В волнении Федор приподнялся было с подушек, но вдруг лицо его исказилось, слабый крик вырвался из груди его, и он упал.
Он хотел говорить что-то, но язык не слушался, руками он делал какие-то знаки, но Софья его не понимала.
Прошло несколько страшных мгновений; вот опять стоны, опять усилия сказать что-то… и ни звука!
Софья кинулась к нему, обвила его руками… он оставался без движения. Вдруг ей показалось, что он уже умер, и она, отшатнувшись и дико взвизгнув, навзничь упала на пол.
На пороге опочивальни с отчаянным воплем показалась царица Марфа, а за нею боярыня Хитрая.
Но царь еще не умер, он еще дышал. Он открыл глаза, нашел в себе силы поманить жену, взял ее руку и держал, и не выпускал, и глядел на нее потухавшим взором.
Хитрая долго не могла привести в чувство царевну Софью.
Между тем весть о близкой кончине царя быстро разнеслась по всему Кремлю. Вот она перелетела за Кремлевскую стену, разлилась вдоль улиц Белокаменной, перебралась за городской вал и побежала из одной слободки в другую.
Москва встрепенулась, всколыхнулась и зажужжала десятками тысяч голосов человеческих. Все, от мала до велика, с одной и той же бесконечно повторяемой фразой «царь отходит» суетились, метались; и не прошло двух часов, как громадные толпы народа спешили к Кремлю, перегоняя друг друга.
Но все Кремлевские ворота стояли на запоре. Всюду была расставлена крепкая стража: пропускали весьма немногих.

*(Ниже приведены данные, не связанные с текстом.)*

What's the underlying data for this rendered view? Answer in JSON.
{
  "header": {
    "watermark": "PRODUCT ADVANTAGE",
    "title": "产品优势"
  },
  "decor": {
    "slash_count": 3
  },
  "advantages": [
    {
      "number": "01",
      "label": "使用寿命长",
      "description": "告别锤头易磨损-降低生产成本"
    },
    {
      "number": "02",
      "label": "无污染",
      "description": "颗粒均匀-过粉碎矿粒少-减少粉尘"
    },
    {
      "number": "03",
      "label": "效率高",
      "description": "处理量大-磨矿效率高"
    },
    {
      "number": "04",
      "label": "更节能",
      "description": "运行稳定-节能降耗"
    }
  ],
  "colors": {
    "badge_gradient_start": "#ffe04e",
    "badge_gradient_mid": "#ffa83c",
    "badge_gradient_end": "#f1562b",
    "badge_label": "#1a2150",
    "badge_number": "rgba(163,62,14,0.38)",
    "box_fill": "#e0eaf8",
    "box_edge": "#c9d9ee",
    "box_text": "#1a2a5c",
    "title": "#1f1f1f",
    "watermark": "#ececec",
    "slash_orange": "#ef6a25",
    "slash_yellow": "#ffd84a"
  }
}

Внутри Кремля было великое смятение: мужчины и женщины, подначальные люди и бояре — все смешалось и перепуталось. Сановитые старцы позабыли свои лета и положение, бегали, как юноши, переговаривались и перешептывались друг с другом, протискивались поближе ко дворцу — кто мог в царскую переднюю, а то так и дальше ее, ближе к царской опочивальне.
Скорбное ложе Федора было окружено теперь со всех сторон. Патриарх читал над царем отходную; царица Марфа безумно рыдала у изголовья постели; тетки и сестры царские стояли неподвижно с бледными, перепуганными лицами.
Но всех бледнее из них, всех испуганнее была царевна Софья. Она видела теперь, что все ее старания оказались тщетными: царь был в забытьи, вряд ли придет в себя, вряд ли будет в состоянии сделать какое-нибудь распоряжение. Да если бы и пришел в себя, разве было бы теперь возможно уговорить его, разве теперь допустят?
Было мгновение, когда царевна дошла до полной безнадежности, готова была отказаться от борьбы, но это было только одно мгновение… Снова яркая краска вспыхнула на ее бледных щеках, глаза разгорелись. Она незаметно, неслышно пробралась в другую сторону опочивальни, подошла к своему дяде, Милославскому, и шепнула ему:
— Что ж… ведь видишь, что все кончено!.. Нужно сделать еще одну попытку… нужно, чтобы народ требовал Ивана… распоряжайся… скорее!.. Где Максим Сумбулов?